Avant-garde, Core EU and Wider Europe

Michael Emerson

Avant-garde and Core EU are familiar terms in European discussions about the future of Europe. There is a dynamic process under way, with an increasing competences conducted by an Avant-garde groups responsible for the Euro, Schengen and defence, alongside the competences of the Core EU. The idea here is to add a Wider Europe as a third dimension. This concerns all non-EU states that are or wish to be integrated deeply with the EU’s economy and identify with its values and culture, including some seeking to become member states (the Balkans and some east European states) and others that prefer to stay outside (notably the EEA/EFTA states). While the enlargement process for those seeking accession is not currently advancing, there is a different dynamic developing across the entire Wider Europe. This consists of an increasingly impressive range of instruments of EU policy, many of which are components of deep free trade agreements connecting with the EU’s single market, that are being deployed (replicated, or ‘approximated’) more of less across the entire Wider Europe. This has the makings of a vast integrated economic space, combining both the EU and this Wider Europe.
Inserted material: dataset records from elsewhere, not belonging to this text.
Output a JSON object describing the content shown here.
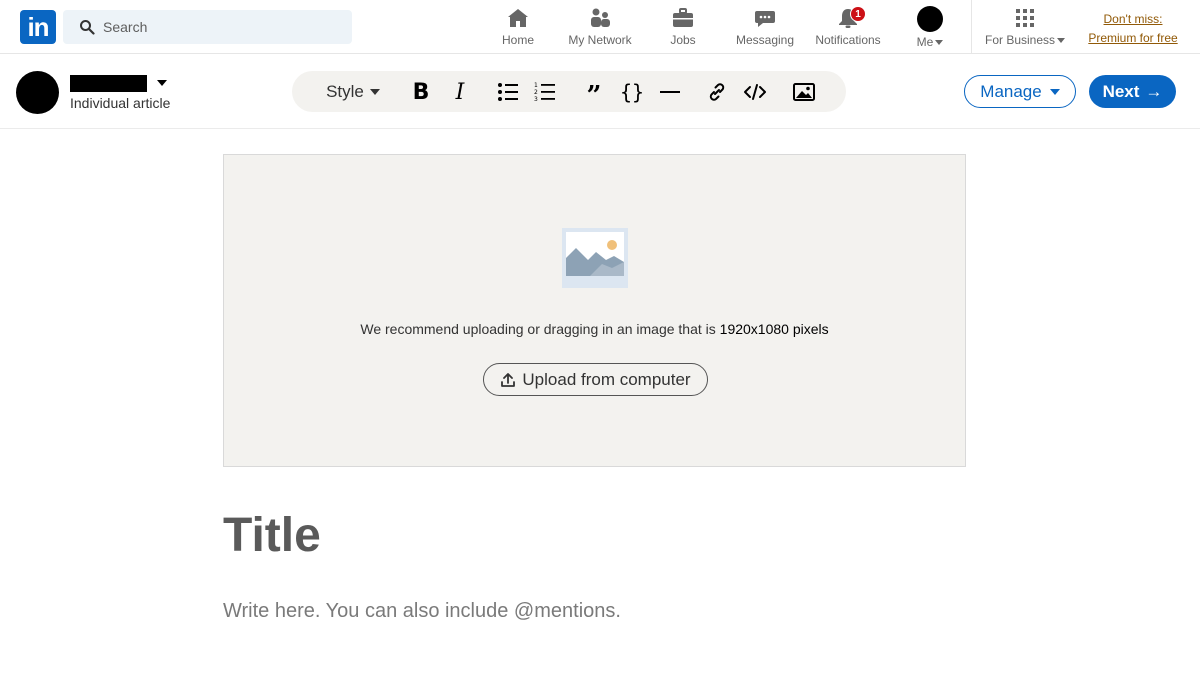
{
  "app": {
    "logo_text": "in",
    "brand_color": "#0a66c2"
  },
  "search": {
    "placeholder": "Search",
    "value": ""
  },
  "nav": {
    "home": {
      "label": "Home",
      "icon": "home-icon"
    },
    "network": {
      "label": "My Network",
      "icon": "people-icon"
    },
    "jobs": {
      "label": "Jobs",
      "icon": "briefcase-icon"
    },
    "messaging": {
      "label": "Messaging",
      "icon": "chat-bubble-icon"
    },
    "notifications": {
      "label": "Notifications",
      "icon": "bell-icon",
      "badge_count": "1",
      "badge_color": "#cc1016"
    },
    "me": {
      "label": "Me",
      "icon": "avatar"
    },
    "business": {
      "label": "For Business",
      "icon": "grid-icon"
    },
    "premium": {
      "line1": "Don't miss:",
      "line2": "Premium for free",
      "color": "#915907"
    }
  },
  "editor": {
    "author_subtitle": "Individual article",
    "toolbar": {
      "style_label": "Style",
      "bold_glyph": "B",
      "italic_glyph": "I",
      "quote_glyph": "”",
      "code_glyph": "{}",
      "icons": [
        "bold-icon",
        "italic-icon",
        "bulleted-list-icon",
        "numbered-list-icon",
        "quote-icon",
        "code-block-icon",
        "divider-icon",
        "link-icon",
        "embed-icon",
        "image-icon"
      ]
    },
    "manage_label": "Manage",
    "next_label": "Next",
    "next_arrow": "→"
  },
  "cover": {
    "hint_prefix": "We recommend uploading or dragging in an image that is ",
    "hint_size": "1920x1080 pixels",
    "upload_label": "Upload from computer",
    "background_color": "#f3f2ef"
  },
  "article": {
    "title_placeholder": "Title",
    "body_placeholder": "Write here. You can also include @mentions."
  }
}
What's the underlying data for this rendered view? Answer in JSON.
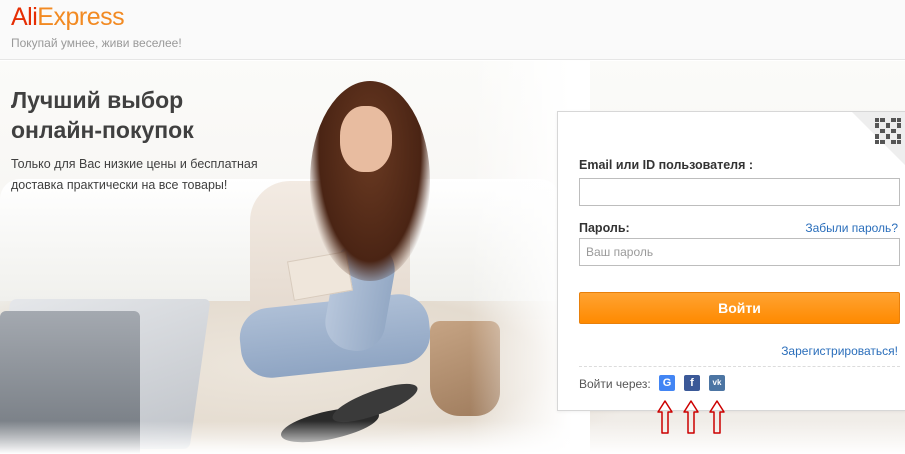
{
  "header": {
    "logo_part1": "Ali",
    "logo_part2": "Express",
    "tagline": "Покупай умнее, живи веселее!"
  },
  "hero": {
    "title_line1": "Лучший выбор",
    "title_line2": "онлайн-покупок",
    "subtitle_line1": "Только для Вас низкие цены и бесплатная",
    "subtitle_line2": "доставка практически на все товары!"
  },
  "login": {
    "email_label": "Email или ID пользователя :",
    "email_value": "",
    "password_label": "Пароль:",
    "forgot_link": "Забыли пароль?",
    "password_placeholder": "Ваш пароль",
    "submit_label": "Войти",
    "register_link": "Зарегистрироваться!",
    "social_label": "Войти через:",
    "social": [
      {
        "name": "google",
        "glyph": "G",
        "color": "#4285f4"
      },
      {
        "name": "facebook",
        "glyph": "f",
        "color": "#3b5998"
      },
      {
        "name": "vk",
        "glyph": "vk",
        "color": "#4c75a3"
      }
    ]
  },
  "colors": {
    "brand_red": "#e62e04",
    "brand_orange": "#f28a22",
    "button_orange": "#ff9a1f",
    "link_blue": "#2a6ebb",
    "annotation_arrow": "#cc0000"
  },
  "icons": [
    "qr-code-icon",
    "google-icon",
    "facebook-icon",
    "vk-icon",
    "up-arrow-icon"
  ]
}
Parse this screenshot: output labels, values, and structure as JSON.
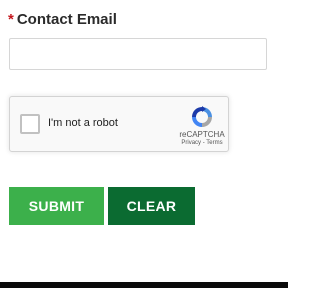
{
  "form": {
    "email_label": "Contact Email",
    "required_marker": "*",
    "email_value": "",
    "email_placeholder": ""
  },
  "recaptcha": {
    "checkbox_label": "I'm not a robot",
    "brand": "reCAPTCHA",
    "privacy_link": "Privacy",
    "separator": " - ",
    "terms_link": "Terms",
    "logo_icon": "recaptcha-logo-icon"
  },
  "buttons": {
    "submit_label": "SUBMIT",
    "clear_label": "CLEAR"
  },
  "colors": {
    "required": "#c4161c",
    "submit_bg": "#3cb04b",
    "clear_bg": "#0b6b31",
    "bottom_bar": "#0a0a0a"
  }
}
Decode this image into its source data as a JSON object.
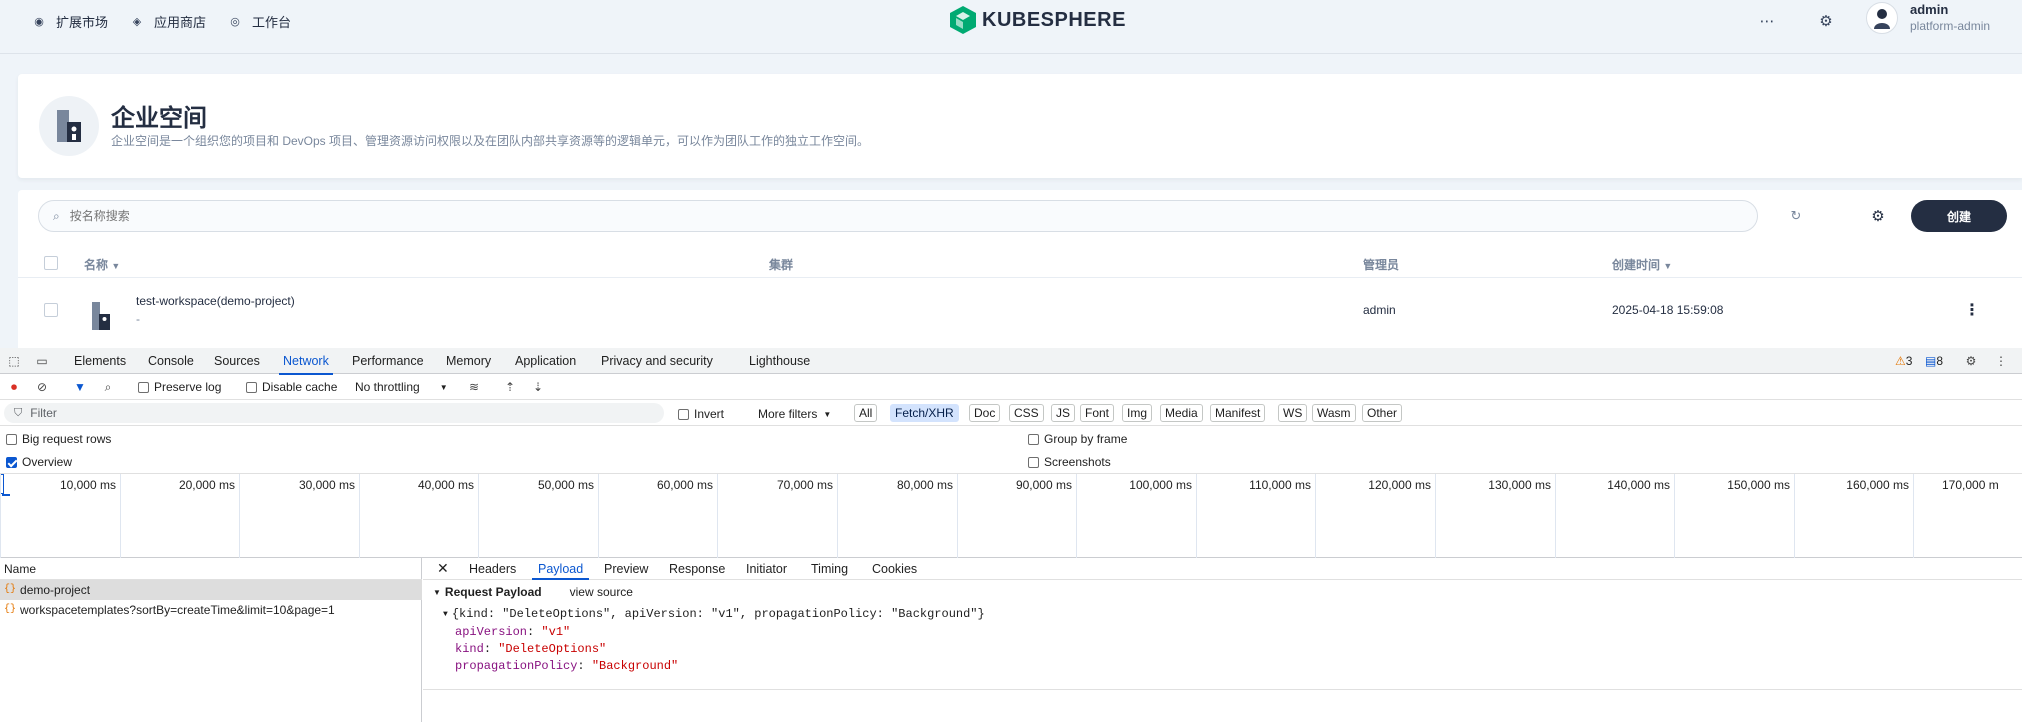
{
  "topnav": {
    "items": [
      {
        "label": "扩展市场",
        "icon": "puzzle-icon"
      },
      {
        "label": "应用商店",
        "icon": "layers-icon"
      },
      {
        "label": "工作台",
        "icon": "dashboard-icon"
      }
    ],
    "brand": "KUBESPHERE",
    "user": {
      "name": "admin",
      "role": "platform-admin"
    }
  },
  "banner": {
    "title": "企业空间",
    "description": "企业空间是一个组织您的项目和 DevOps 项目、管理资源访问权限以及在团队内部共享资源等的逻辑单元，可以作为团队工作的独立工作空间。"
  },
  "list": {
    "search_placeholder": "按名称搜索",
    "create_label": "创建",
    "columns": {
      "name": "名称",
      "cluster": "集群",
      "admin": "管理员",
      "created": "创建时间"
    },
    "rows": [
      {
        "name": "test-workspace(demo-project)",
        "sub": "-",
        "admin": "admin",
        "created": "2025-04-18 15:59:08"
      }
    ]
  },
  "devtools": {
    "tabs": [
      "Elements",
      "Console",
      "Sources",
      "Network",
      "Performance",
      "Memory",
      "Application",
      "Privacy and security",
      "Lighthouse"
    ],
    "active_tab": "Network",
    "warnings": "3",
    "messages": "8",
    "toolbar": {
      "preserve_log": "Preserve log",
      "disable_cache": "Disable cache",
      "throttling": "No throttling"
    },
    "filter": {
      "placeholder": "Filter",
      "invert": "Invert",
      "more_filters": "More filters",
      "types": [
        "All",
        "Fetch/XHR",
        "Doc",
        "CSS",
        "JS",
        "Font",
        "Img",
        "Media",
        "Manifest",
        "WS",
        "Wasm",
        "Other"
      ],
      "active_type": "Fetch/XHR"
    },
    "options": {
      "big_rows": "Big request rows",
      "overview": "Overview",
      "group_by_frame": "Group by frame",
      "screenshots": "Screenshots"
    },
    "timeline_ticks": [
      "10,000 ms",
      "20,000 ms",
      "30,000 ms",
      "40,000 ms",
      "50,000 ms",
      "60,000 ms",
      "70,000 ms",
      "80,000 ms",
      "90,000 ms",
      "100,000 ms",
      "110,000 ms",
      "120,000 ms",
      "130,000 ms",
      "140,000 ms",
      "150,000 ms",
      "160,000 ms",
      "170,000 m"
    ],
    "name_header": "Name",
    "requests": [
      "demo-project",
      "workspacetemplates?sortBy=createTime&limit=10&page=1"
    ],
    "detail_tabs": [
      "Headers",
      "Payload",
      "Preview",
      "Response",
      "Initiator",
      "Timing",
      "Cookies"
    ],
    "active_detail_tab": "Payload",
    "payload": {
      "title": "Request Payload",
      "view_source": "view source",
      "summary": "{kind: \"DeleteOptions\", apiVersion: \"v1\", propagationPolicy: \"Background\"}",
      "fields": [
        {
          "key": "apiVersion",
          "value": "\"v1\""
        },
        {
          "key": "kind",
          "value": "\"DeleteOptions\""
        },
        {
          "key": "propagationPolicy",
          "value": "\"Background\""
        }
      ]
    }
  },
  "colors": {
    "accent": "#0b57d0",
    "brand_green": "#00aa72",
    "dark": "#242e42"
  }
}
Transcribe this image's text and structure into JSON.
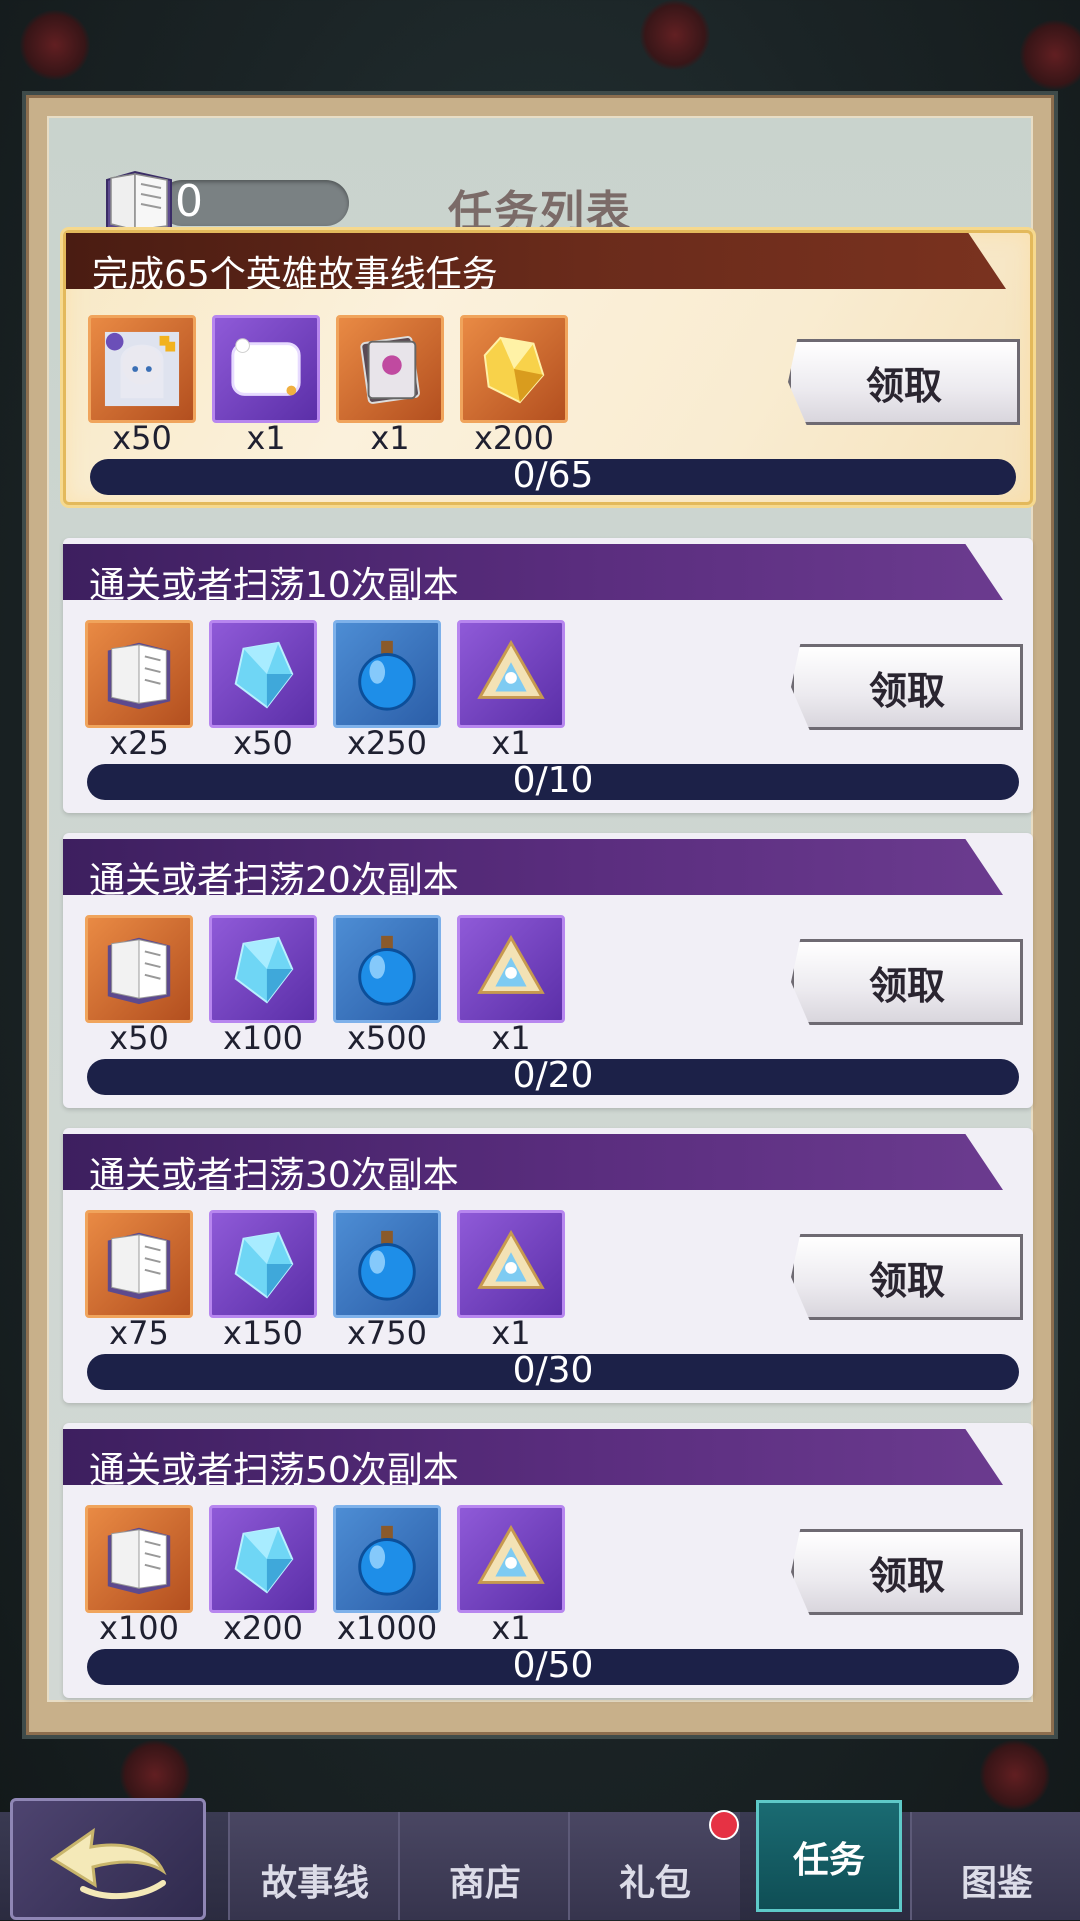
{
  "header": {
    "token_count": "0",
    "title": "任务列表",
    "token_icon": "task-book-icon"
  },
  "tasks": [
    {
      "title": "完成65个英雄故事线任务",
      "featured": true,
      "rewards": [
        {
          "icon": "hero-portrait-fragment-icon",
          "qty": "x50",
          "rarity": "orange"
        },
        {
          "icon": "chat-bubble-frame-icon",
          "qty": "x1",
          "rarity": "purple"
        },
        {
          "icon": "card-pack-icon",
          "qty": "x1",
          "rarity": "orange"
        },
        {
          "icon": "gold-crystal-icon",
          "qty": "x200",
          "rarity": "orange"
        }
      ],
      "claim_label": "领取",
      "progress_text": "0/65",
      "progress_value": 0
    },
    {
      "title": "通关或者扫荡10次副本",
      "rewards": [
        {
          "icon": "task-book-icon",
          "qty": "x25",
          "rarity": "orange"
        },
        {
          "icon": "blue-crystal-icon",
          "qty": "x50",
          "rarity": "purple"
        },
        {
          "icon": "blue-potion-icon",
          "qty": "x250",
          "rarity": "blue"
        },
        {
          "icon": "emblem-chest-icon",
          "qty": "x1",
          "rarity": "purple"
        }
      ],
      "claim_label": "领取",
      "progress_text": "0/10",
      "progress_value": 0
    },
    {
      "title": "通关或者扫荡20次副本",
      "rewards": [
        {
          "icon": "task-book-icon",
          "qty": "x50",
          "rarity": "orange"
        },
        {
          "icon": "blue-crystal-icon",
          "qty": "x100",
          "rarity": "purple"
        },
        {
          "icon": "blue-potion-icon",
          "qty": "x500",
          "rarity": "blue"
        },
        {
          "icon": "emblem-chest-icon",
          "qty": "x1",
          "rarity": "purple"
        }
      ],
      "claim_label": "领取",
      "progress_text": "0/20",
      "progress_value": 0
    },
    {
      "title": "通关或者扫荡30次副本",
      "rewards": [
        {
          "icon": "task-book-icon",
          "qty": "x75",
          "rarity": "orange"
        },
        {
          "icon": "blue-crystal-icon",
          "qty": "x150",
          "rarity": "purple"
        },
        {
          "icon": "blue-potion-icon",
          "qty": "x750",
          "rarity": "blue"
        },
        {
          "icon": "emblem-chest-icon",
          "qty": "x1",
          "rarity": "purple"
        }
      ],
      "claim_label": "领取",
      "progress_text": "0/30",
      "progress_value": 0
    },
    {
      "title": "通关或者扫荡50次副本",
      "rewards": [
        {
          "icon": "task-book-icon",
          "qty": "x100",
          "rarity": "orange"
        },
        {
          "icon": "blue-crystal-icon",
          "qty": "x200",
          "rarity": "purple"
        },
        {
          "icon": "blue-potion-icon",
          "qty": "x1000",
          "rarity": "blue"
        },
        {
          "icon": "emblem-chest-icon",
          "qty": "x1",
          "rarity": "purple"
        }
      ],
      "claim_label": "领取",
      "progress_text": "0/50",
      "progress_value": 0
    }
  ],
  "nav": {
    "back_icon": "back-arrow-icon",
    "tabs": [
      "故事线",
      "商店",
      "礼包",
      "任务",
      "图鉴"
    ],
    "active": "任务",
    "notification_on": "礼包"
  },
  "colors": {
    "banner_purple": "#5a2d7e",
    "banner_featured": "#6a2b1b",
    "progress_track": "#1c2148",
    "active_tab": "#1a6b72",
    "notification": "#e63244"
  }
}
The paper suggests that the actual or potential systemic dynamics of these three tiers – Avant-garde, Core EU and Wider Europe – might be combined holistically (for example by the next European Commission) in a fresh strategic concept, bringing several advantages: that of an EU-led Europe getting its act together in the face of Russian and Chinese challenges, while the advance of the Avant-garde could relax some of the concerns currently blocking enlargement to the Core EU. The entire process would be an open one, for Core EU participants to move into the Avant-garde when qualified, and for Wider Europe participants to move in the Core EU also when qualified.